QANTAS (and before that, Australian National Airlines) was efficient, it 
was economic, it was safe. It was highly regarded by the Australian people 
who had pride in this national asset. Successive governments have sold all 
this out and the former pride of the Australian people is being squandered. 
The possibility of the complete foreign take-over now looms over 
Australia's national air services.

The privatisation policies of Labor and Liberal governments and the 
introduction of so-called "competition policy" is a travesty and will lead 
to the present competitors being eliminated and the re-establishment of 
monopoly conditions in private hands.

"Competition policy" is not confined to the airline industry. The aim of 
its proponents is to break up publicly-owned enterprises and services such 
as telecommunications, public transport, railways, energy generation and 
supply, not to forget the present attempts to destroy public education, and 
hand them over to the private sector. Because of the part privatisation of 
Telstra, a private enterprise jungle has been created in which a 
bewildering number of private companies have been set up  the so-called 
"telcos"  some marketing products, others installing, others again 
providing maintenance or insurance. The object of each is to make maximum 
profits. The collapse of One.Tel is only the most prominent of such 
companies to collapse and impose economic losses on those unfortunate to 
have fallen for their sales pitch.

Competition, to the extent that it exists, leads back to monopoly 
eventually and there is no better proof of that than the rapid elimination 
of Impulse by QANTAS after only a few short months of operation.

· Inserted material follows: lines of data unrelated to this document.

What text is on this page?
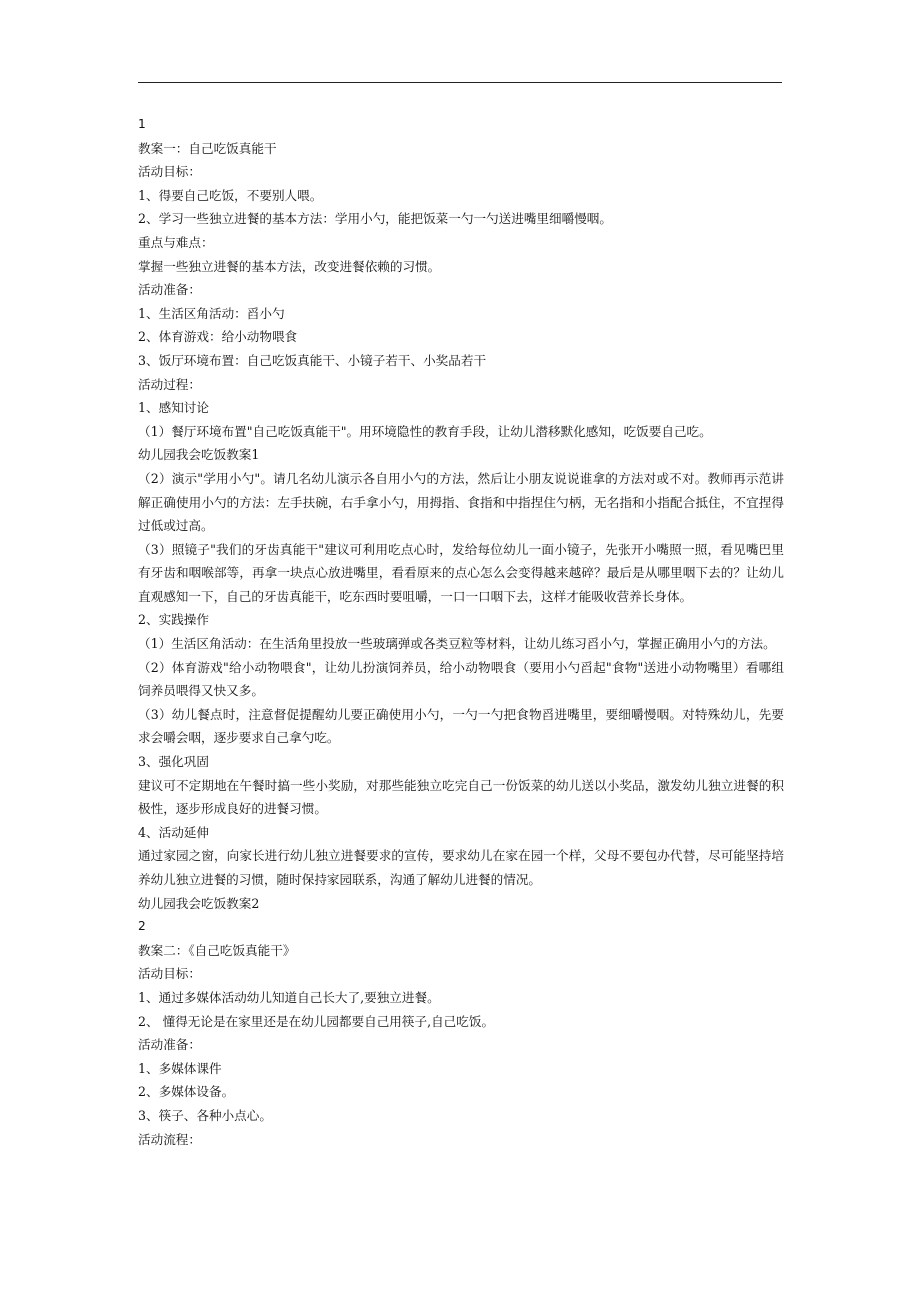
1
教案一：自己吃饭真能干
活动目标：
1、得要自己吃饭，不要别人喂。
2、学习一些独立进餐的基本方法：学用小勺，能把饭菜一勺一勺送进嘴里细嚼慢咽。
重点与难点：
掌握一些独立进餐的基本方法，改变进餐依赖的习惯。
活动准备：
1、生活区角活动：舀小勺
2、体育游戏：给小动物喂食
3、饭厅环境布置：自己吃饭真能干、小镜子若干、小奖品若干
活动过程：
1、感知讨论
（1）餐厅环境布置"自己吃饭真能干"。用环境隐性的教育手段，让幼儿潜移默化感知，吃饭要自己吃。
幼儿园我会吃饭教案1
（2）演示"学用小勺"。请几名幼儿演示各自用小勺的方法，然后让小朋友说说谁拿的方法对或不对。教师再示范讲解正确使用小勺的方法：左手扶碗，右手拿小勺，用拇指、食指和中指捏住勺柄，无名指和小指配合抵住，不宜捏得过低或过高。
（3）照镜子"我们的牙齿真能干"建议可利用吃点心时，发给每位幼儿一面小镜子，先张开小嘴照一照，看见嘴巴里有牙齿和咽喉部等，再拿一块点心放进嘴里，看看原来的点心怎么会变得越来越碎？最后是从哪里咽下去的？让幼儿直观感知一下，自己的牙齿真能干，吃东西时要咀嚼，一口一口咽下去，这样才能吸收营养长身体。
2、实践操作
（1）生活区角活动：在生活角里投放一些玻璃弹或各类豆粒等材料，让幼儿练习舀小勺，掌握正确用小勺的方法。
（2）体育游戏"给小动物喂食"，让幼儿扮演饲养员，给小动物喂食（要用小勺舀起"食物"送进小动物嘴里）看哪组饲养员喂得又快又多。
（3）幼儿餐点时，注意督促提醒幼儿要正确使用小勺，一勺一勺把食物舀进嘴里，要细嚼慢咽。对特殊幼儿，先要求会嚼会咽，逐步要求自己拿勺吃。
3、强化巩固
建议可不定期地在午餐时搞一些小奖励，对那些能独立吃完自己一份饭菜的幼儿送以小奖品，激发幼儿独立进餐的积极性，逐步形成良好的进餐习惯。
4、活动延伸
通过家园之窗，向家长进行幼儿独立进餐要求的宣传，要求幼儿在家在园一个样，父母不要包办代替，尽可能坚持培养幼儿独立进餐的习惯，随时保持家园联系，沟通了解幼儿进餐的情况。
幼儿园我会吃饭教案2
2
教案二：《自己吃饭真能干》
活动目标：
1、通过多媒体活动幼儿知道自己长大了,要独立进餐。
2、 懂得无论是在家里还是在幼儿园都要自己用筷子,自己吃饭。
活动准备：
1、多媒体课件
2、多媒体设备。
3、筷子、各种小点心。
活动流程：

Impulse and the threat coming from Virgin Blue lowered prices for a time 
but now, the bigger players are manoeuvring to take-over the competitors so 
as to restore their monopoly. QANTAS and ANSETT were able to come out on 
top in the brief price-cutting war because they have more resources. They 
lowered their prices, not to benefit the travelling public, but to drive 
out competition so that they can again charge whatever they like.

In the jungle of take-overs, QANTAS has taken over Impulse and wants to buy 
a significant stake in Air NZ. Air NZ in turn is already 25 percent owned 
by Singapore Airlines. Air NZ owns 100 per cent of Ansett Holdings that in 
turn owns 100 per cent of Ansett Australia and 49 per cent of Ansett 
International. Singapore Airlines already has a 49 per cent stake in Virgin 
Blue.

If QANTAS were to take over Air NZ it would also effectively own Ansett 
Holdings. At the same time QANTAS is negotiating with Singapore Airlines 
who may gain a monopoly of Australia's airlines. In this way Australia's 
airlines would in effect become a monopoly as well as foreign owned.

The victims of these high level negotiations conducted in secret by company 
managements are the travelling public who will be charged higher fare 
prices and airline workers who are already facing more and more staff 
cutbacks.

In anticipation of the expected backlash from airline QANTAS management are 
reported to be training senior staff in the Philippines to take over the 
jobs of airline workers in the event of a strike. In plain language, scabs 
are being prepared to take over the jobs of workers who are doing no more 
than attempting to protect their jobs and maintain or improve their working 
conditions.

All these are the direct consequence of government policies and their 
misguided belief that capitalist ownership is the only way to go. But 
public is better! This has been demonstrated time and again in the past in 
air services, water supply, electricity, transport, education, 
telecommunications and by other publicly-owned enterprises and services.